Nasza Loteria SR - pasek na kartach artykułów

Bliscy Polaka zamordowanego w Pakistanie chcą pochować go w Krośnie

Ewa Gorczyca
- Teraz już wiem, że muszę się pogodzić z tym, co się stało, chociaż to jest bardzo trudne dla nas wszystkich - mówi Danuta Paszek.
- Teraz już wiem, że muszę się pogodzić z tym, co się stało, chociaż to jest bardzo trudne dla nas wszystkich - mówi Danuta Paszek. FOT. TOMASZ JEFIMOW
Jutro rano ciało Piotra Stańczaka znajdzie się w Polsce.

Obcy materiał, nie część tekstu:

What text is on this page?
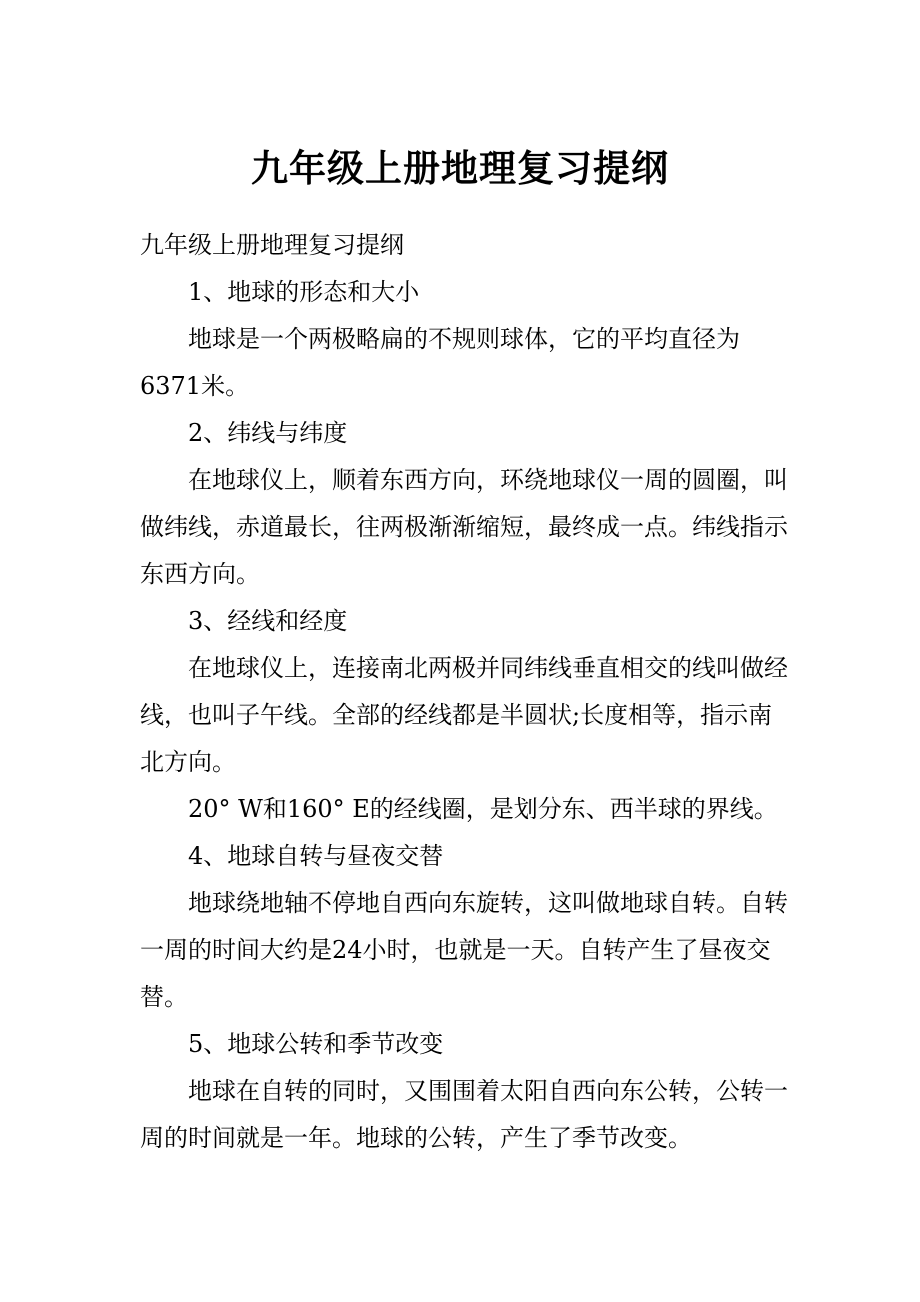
九年级上册地理复习提纲

九年级上册地理复习提纲

1、地球的形态和大小

地球是一个两极略扁的不规则球体，它的平均直径为6371米。

2、纬线与纬度

在地球仪上，顺着东西方向，环绕地球仪一周的圆圈，叫做纬线，赤道最长，往两极渐渐缩短，最终成一点。纬线指示东西方向。

3、经线和经度

在地球仪上，连接南北两极并同纬线垂直相交的线叫做经线，也叫子午线。全部的经线都是半圆状;长度相等，指示南北方向。

20° W和160° E的经线圈，是划分东、西半球的界线。

4、地球自转与昼夜交替

地球绕地轴不停地自西向东旋转，这叫做地球自转。自转一周的时间大约是24小时，也就是一天。自转产生了昼夜交替。

5、地球公转和季节改变

地球在自转的同时，又围围着太阳自西向东公转，公转一周的时间就是一年。地球的公转，产生了季节改变。
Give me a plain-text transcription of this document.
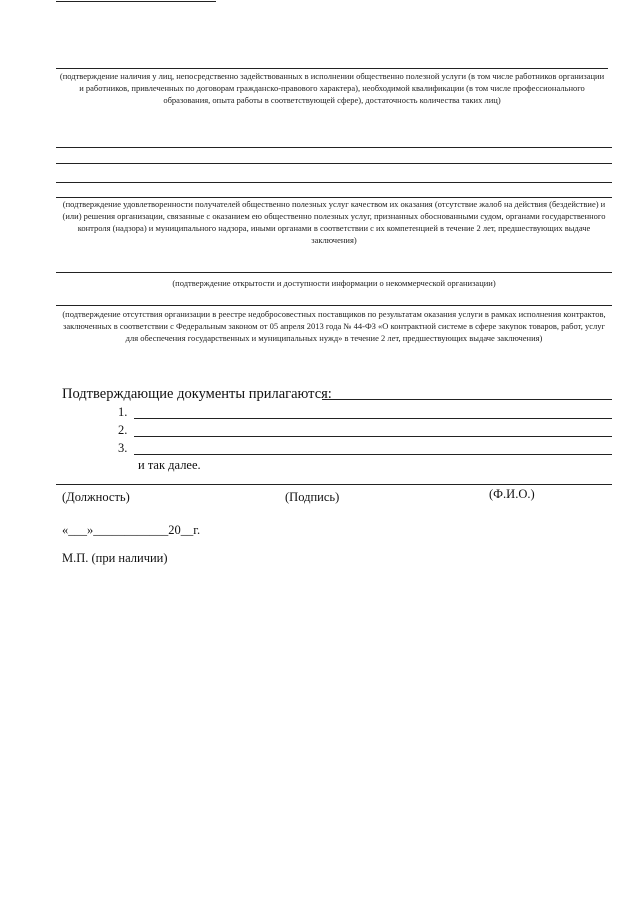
(подтверждение наличия у лиц, непосредственно задействованных в исполнении общественно полезной услуги (в том числе работников организации и работников, привлеченных по договорам гражданско-правового характера), необходимой квалификации (в том числе профессионального образования, опыта работы в соответствующей сфере), достаточность количества таких лиц)
(подтверждение удовлетворенности получателей общественно полезных услуг качеством их оказания (отсутствие жалоб на действия (бездействие) и (или) решения организации, связанные с оказанием ею общественно полезных услуг, признанных обоснованными судом, органами государственного контроля (надзора) и муниципального надзора, иными органами в соответствии с их компетенцией в течение 2 лет, предшествующих выдаче заключения)
(подтверждение открытости и доступности информации о некоммерческой организации)
(подтверждение отсутствия организации в реестре недобросовестных поставщиков по результатам оказания услуги в рамках исполнения контрактов, заключенных в соответствии с Федеральным законом от 05 апреля 2013 года № 44-ФЗ «О контрактной системе в сфере закупок товаров, работ, услуг для обеспечения государственных и муниципальных нужд» в течение 2 лет, предшествующих выдаче заключения)
Подтверждающие документы прилагаются:
1.
2.
3.
и так далее.
(Должность)	(Подпись)	(Ф.И.О.)
«___»____________20__г.
М.П. (при наличии)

Siostra zabitego przez porywaczy inżyniera chce, by jego pogrzeb odbył się w rodzinnym mieście.

Piotr Stańczak pojechał do pracy w Pakistanie jako inżynier Geofizyki Kraków, jego firma realizowała tam kontrakt. Został porwany przez talibów 28 września. Dwa tygodnie później pokazano nagranie, w którym zaapelował o spełnienie żądań porywaczy (m.in. uwolnienie ponad 100 talibów). 30 stycznia terroryści postawili władzom kilkudniowe ultimatum, domagając się wypuszczenia ważnych talibów. Negocjacje okazały się nieskuteczne. 7 lutego Polak został zabity.

- Koszmar czekania się skończył - mówi Danuta Paszek. - Z jednej strony czuję ulgę, że będę mogła pochować brata. Z drugiej wiem, że będę musiała znowu zmierzyć się z wielkim bólem. Po prawie trzech miesiącach od jego śmierci opłakać Piotra jeszcze raz.

To na pewno jego ciało

Szczątki zabitego Polaka w minioną niedzielę talibowie przekazali pakistańskim władzom. Jeszcze tego samego dnia w Islamabadzie przeprowadzono wstępną identyfikację, z udziałem dyrektora pakistańskiego oddziału Geofizyki Kraków, dla której pracował inżynier z Krosna i przedstawiciele polskiej ambasady.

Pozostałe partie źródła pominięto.